The late, great Bill Paxton is the other great casting choice here as the least trustworthy-looking car salesman you’ll ever see (think about that). Nobody does sleazy and obnoxious but cowardly, better than Mr. Paxton, who has a lot of the film’s funniest moments. Paxton had that rare quality of never failing to make the audience want to beat him senseless, yet still managing to be an engaging and likeable screen presence, contradictorily. Tia Carrere doesn’t get a whole lot of screen time, but she makes the most of it, and IMHO, she would’ve made the greatest Bond Girl since Ursula Andress, if given the chance back during the Brosnan era. Art Malik is saddled with a dull cliché to play, and doesn’t do a whole lot with the role. However, his casting is intriguing; He was known before this for playing an Afghani freedom fighter in the 007 adventure “The Living Daylights”, yet here he’s an Arab terrorists. It kinda mirrors the whole real-life Osama Bin Laden (who was American-trained) thing of yesterday’s freedom fighters being today’s terrorists. I bet for this sad reminder alone, that this film hasn’t been seen on American TV in ages.
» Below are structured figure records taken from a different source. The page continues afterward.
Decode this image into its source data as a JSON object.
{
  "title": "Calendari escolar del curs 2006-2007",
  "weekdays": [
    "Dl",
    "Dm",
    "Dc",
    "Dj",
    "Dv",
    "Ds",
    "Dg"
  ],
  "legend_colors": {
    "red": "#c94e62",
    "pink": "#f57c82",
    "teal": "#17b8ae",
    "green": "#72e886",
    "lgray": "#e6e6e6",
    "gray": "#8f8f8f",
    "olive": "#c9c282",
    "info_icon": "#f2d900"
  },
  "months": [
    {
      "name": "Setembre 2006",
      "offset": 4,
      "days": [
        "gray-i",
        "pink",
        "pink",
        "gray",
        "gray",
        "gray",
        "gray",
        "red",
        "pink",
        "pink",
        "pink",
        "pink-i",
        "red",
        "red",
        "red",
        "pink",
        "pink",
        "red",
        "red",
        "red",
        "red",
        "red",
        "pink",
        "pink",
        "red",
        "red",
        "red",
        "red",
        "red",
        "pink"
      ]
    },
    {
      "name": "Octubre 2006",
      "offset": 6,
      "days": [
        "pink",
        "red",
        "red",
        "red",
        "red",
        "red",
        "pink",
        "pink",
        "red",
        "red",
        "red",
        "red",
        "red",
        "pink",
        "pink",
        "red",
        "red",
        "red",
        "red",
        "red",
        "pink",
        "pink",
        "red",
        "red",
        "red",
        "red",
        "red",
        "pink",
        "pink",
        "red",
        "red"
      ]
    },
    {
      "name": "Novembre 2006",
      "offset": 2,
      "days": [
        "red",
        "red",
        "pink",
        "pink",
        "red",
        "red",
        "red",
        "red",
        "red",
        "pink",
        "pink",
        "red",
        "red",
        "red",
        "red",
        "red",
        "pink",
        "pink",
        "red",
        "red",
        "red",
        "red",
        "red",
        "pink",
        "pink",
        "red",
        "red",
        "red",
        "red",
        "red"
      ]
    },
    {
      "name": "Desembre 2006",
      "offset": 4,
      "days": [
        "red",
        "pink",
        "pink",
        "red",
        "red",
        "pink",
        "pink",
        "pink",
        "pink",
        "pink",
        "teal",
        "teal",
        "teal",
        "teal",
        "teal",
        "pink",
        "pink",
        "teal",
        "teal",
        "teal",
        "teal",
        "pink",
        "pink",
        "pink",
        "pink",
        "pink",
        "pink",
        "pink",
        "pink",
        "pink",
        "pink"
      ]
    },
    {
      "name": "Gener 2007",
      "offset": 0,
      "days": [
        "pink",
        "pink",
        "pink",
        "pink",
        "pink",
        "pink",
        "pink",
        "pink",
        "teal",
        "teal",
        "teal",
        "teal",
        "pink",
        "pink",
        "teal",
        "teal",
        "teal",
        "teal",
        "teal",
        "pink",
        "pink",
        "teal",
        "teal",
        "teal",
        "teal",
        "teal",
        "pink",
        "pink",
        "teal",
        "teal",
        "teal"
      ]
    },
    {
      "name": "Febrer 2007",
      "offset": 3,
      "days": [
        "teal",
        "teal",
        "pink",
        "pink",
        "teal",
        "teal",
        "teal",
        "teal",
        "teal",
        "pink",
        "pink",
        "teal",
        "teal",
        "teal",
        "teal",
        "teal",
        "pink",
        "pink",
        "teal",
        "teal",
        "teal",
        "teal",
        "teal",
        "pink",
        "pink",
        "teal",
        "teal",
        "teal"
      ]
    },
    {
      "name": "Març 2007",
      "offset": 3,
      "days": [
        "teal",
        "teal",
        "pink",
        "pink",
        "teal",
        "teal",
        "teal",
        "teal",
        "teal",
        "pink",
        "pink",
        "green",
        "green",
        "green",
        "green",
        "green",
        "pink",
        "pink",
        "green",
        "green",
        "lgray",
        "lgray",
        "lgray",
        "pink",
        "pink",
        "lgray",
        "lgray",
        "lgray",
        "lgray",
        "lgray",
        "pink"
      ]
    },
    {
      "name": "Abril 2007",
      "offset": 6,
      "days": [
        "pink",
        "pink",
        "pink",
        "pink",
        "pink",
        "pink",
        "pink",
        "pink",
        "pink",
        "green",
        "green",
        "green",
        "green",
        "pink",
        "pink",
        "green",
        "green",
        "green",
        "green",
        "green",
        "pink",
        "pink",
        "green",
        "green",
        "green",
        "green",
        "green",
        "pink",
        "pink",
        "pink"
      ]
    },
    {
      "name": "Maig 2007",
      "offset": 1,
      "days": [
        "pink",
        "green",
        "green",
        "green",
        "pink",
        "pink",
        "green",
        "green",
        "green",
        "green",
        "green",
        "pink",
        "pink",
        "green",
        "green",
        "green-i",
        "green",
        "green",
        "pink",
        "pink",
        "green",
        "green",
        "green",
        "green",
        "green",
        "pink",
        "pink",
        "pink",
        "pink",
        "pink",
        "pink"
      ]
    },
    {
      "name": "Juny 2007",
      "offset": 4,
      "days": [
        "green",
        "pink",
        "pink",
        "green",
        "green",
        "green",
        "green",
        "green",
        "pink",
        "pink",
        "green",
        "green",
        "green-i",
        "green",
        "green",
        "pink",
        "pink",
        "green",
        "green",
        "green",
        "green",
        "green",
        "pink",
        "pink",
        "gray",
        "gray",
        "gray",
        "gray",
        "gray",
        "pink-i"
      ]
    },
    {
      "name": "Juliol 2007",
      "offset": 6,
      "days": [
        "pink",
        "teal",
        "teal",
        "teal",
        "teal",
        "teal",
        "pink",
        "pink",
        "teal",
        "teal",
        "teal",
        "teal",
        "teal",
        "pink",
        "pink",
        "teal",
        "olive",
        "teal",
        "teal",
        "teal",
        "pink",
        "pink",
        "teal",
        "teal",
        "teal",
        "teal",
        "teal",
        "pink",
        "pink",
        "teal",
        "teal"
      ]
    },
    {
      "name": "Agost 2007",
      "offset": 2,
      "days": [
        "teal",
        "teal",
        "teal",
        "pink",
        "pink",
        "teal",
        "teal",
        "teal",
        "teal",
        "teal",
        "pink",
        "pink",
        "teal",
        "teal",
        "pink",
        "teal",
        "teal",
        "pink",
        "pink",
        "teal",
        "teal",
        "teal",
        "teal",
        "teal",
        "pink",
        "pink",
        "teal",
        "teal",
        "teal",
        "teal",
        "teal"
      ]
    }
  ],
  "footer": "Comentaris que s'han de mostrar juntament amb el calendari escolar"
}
I understand why films like this don’t get made often these days, but watching this wholly entertaining film really does make one yearn for the good ‘ol days, doesn’t it? Well, in some respects anyway. It was made in 1994 and if you can try and watch it with a ’94 mindset, it still works wonderfully well. Scripted by the director, apparently loosely based on a French film.